Last week, the National CARES Mentoring Movement concluded its special eight-week virtual training series on mentoring and wellness, which was conducted in partnership with the National Alliance of Faith and Justice’s PEN program. Our calls brought together thousands of Black men and women who were seeking to bring their best selves to mentoring, parenting and guiding our children, and connected listeners with some of the nation’s most inspiring leaders. (You can listen to the calls in entirety here.) But perhaps none was more beloved than Dr. Maya Angelou who generously gave of her time, even though she had just come from the hospital and was healing at home. In what we now know believe was her final interview, Dr. Maya, reflecting on the 89th anniversary of Malcolm X’s  birth, spoke to us of courage.

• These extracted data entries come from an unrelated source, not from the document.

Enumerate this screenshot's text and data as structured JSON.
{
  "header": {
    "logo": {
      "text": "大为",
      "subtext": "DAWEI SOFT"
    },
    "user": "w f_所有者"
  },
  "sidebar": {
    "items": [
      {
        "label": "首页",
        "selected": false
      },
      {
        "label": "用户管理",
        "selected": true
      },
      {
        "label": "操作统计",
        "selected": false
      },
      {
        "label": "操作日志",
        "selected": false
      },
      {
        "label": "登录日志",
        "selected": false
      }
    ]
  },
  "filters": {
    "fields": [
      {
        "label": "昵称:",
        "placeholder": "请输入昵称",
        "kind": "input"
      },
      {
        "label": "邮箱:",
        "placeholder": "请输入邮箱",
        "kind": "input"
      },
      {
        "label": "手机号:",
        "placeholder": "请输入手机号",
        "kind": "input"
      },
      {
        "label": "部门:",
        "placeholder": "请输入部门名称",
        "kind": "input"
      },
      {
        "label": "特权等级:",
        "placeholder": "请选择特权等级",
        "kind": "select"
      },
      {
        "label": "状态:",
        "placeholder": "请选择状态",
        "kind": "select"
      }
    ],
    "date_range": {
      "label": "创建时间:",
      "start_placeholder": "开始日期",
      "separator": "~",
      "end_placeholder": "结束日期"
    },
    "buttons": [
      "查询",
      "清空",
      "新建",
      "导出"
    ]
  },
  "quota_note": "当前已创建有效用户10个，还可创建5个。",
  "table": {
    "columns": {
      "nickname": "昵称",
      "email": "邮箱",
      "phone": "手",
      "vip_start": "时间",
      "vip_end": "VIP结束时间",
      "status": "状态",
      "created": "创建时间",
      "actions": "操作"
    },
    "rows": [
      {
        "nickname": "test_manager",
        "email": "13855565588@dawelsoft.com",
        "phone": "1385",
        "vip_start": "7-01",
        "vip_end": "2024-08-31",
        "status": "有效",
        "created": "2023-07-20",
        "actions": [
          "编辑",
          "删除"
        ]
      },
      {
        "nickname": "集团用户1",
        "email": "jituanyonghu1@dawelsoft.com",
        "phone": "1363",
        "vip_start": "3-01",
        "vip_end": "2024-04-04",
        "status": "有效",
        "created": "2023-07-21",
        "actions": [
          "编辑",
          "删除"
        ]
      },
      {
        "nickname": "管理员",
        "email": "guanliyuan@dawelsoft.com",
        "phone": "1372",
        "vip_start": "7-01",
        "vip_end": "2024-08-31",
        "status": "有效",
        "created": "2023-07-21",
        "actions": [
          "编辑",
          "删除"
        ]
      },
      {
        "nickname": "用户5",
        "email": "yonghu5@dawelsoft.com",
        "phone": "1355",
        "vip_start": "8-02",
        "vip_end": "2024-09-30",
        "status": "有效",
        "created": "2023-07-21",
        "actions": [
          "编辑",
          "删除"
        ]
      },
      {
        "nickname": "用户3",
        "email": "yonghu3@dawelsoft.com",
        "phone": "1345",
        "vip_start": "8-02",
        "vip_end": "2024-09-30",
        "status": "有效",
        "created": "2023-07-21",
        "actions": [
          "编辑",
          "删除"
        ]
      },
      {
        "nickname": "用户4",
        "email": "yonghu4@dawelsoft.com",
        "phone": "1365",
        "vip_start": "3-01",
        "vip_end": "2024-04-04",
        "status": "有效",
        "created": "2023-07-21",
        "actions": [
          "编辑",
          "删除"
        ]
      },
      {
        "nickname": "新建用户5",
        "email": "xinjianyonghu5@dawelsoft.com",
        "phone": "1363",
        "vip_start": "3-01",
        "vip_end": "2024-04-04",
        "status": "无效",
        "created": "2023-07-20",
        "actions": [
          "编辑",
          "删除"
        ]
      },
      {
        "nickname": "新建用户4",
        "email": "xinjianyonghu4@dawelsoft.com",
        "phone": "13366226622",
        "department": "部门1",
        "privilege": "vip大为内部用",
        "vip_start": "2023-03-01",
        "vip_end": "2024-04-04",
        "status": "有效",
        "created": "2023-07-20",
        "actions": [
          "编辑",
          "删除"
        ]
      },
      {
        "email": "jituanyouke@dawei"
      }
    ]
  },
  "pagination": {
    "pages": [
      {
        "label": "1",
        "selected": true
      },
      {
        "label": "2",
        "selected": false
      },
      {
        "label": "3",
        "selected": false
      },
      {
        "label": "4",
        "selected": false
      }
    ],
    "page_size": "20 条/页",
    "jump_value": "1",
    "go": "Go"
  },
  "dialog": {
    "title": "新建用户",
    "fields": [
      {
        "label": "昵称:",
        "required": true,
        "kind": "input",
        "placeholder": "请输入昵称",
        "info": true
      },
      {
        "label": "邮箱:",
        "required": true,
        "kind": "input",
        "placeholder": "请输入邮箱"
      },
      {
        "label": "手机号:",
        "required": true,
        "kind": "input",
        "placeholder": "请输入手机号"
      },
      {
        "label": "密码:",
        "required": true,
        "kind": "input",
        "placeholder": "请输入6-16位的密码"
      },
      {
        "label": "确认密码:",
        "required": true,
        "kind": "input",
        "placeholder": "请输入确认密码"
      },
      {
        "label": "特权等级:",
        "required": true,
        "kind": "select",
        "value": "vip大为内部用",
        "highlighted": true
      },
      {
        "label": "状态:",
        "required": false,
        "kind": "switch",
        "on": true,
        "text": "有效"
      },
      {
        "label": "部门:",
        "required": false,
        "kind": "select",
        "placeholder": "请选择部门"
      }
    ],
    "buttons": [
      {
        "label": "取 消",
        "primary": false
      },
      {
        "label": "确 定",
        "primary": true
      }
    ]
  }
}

“Courage is the most important of all the virtues. You can be anything else from time to time. You can’t be anything consistently without courage, and Malcolm was courageous. He dared to care about himself,” she said.

One of the most remarkable voices of our time, Angelou, who passed away on Wednesday, May 28, at the age of 86, had battled health issues in recent years, but remained a tireless advocate for young people. She created the National CARES pledge for youth, a declaration of self-worth that children and teens recite during group mentoring sessions, and often engaged CARES mentors who gathered at trainings across the nation.

It seems nearly impossible to try to capture the breadth of work and influence Dr. Angelou has had on the world.  Her life was remarkable beyond the telling. Poet, memoirist, novelist, educator, dramatist, producer, actress, historian, filmmaker, mother and civil rights activist, Dr. Angelou had to imagine herself in world of no mirrors, a world made brutal and small in a vitriolic and often deadly Jim Crow south. Were it not for the unshakable faith and values of traditional African-American family, community and culture, who knows where she or so many others might have been?  But in enduring proof that love will always outshine hate, she did thrive, and because she did, so do we.

Dr. Maya reminded us that we forget the wisdom of our elders, their legacies at our own peril. During our final call she said, her voice loving, but resolute, “We are braver and wiser because they existed, those strong women and strong men… We are who we are because they were who they were,” she said. “It’s wise to know where you come from, who called your name.”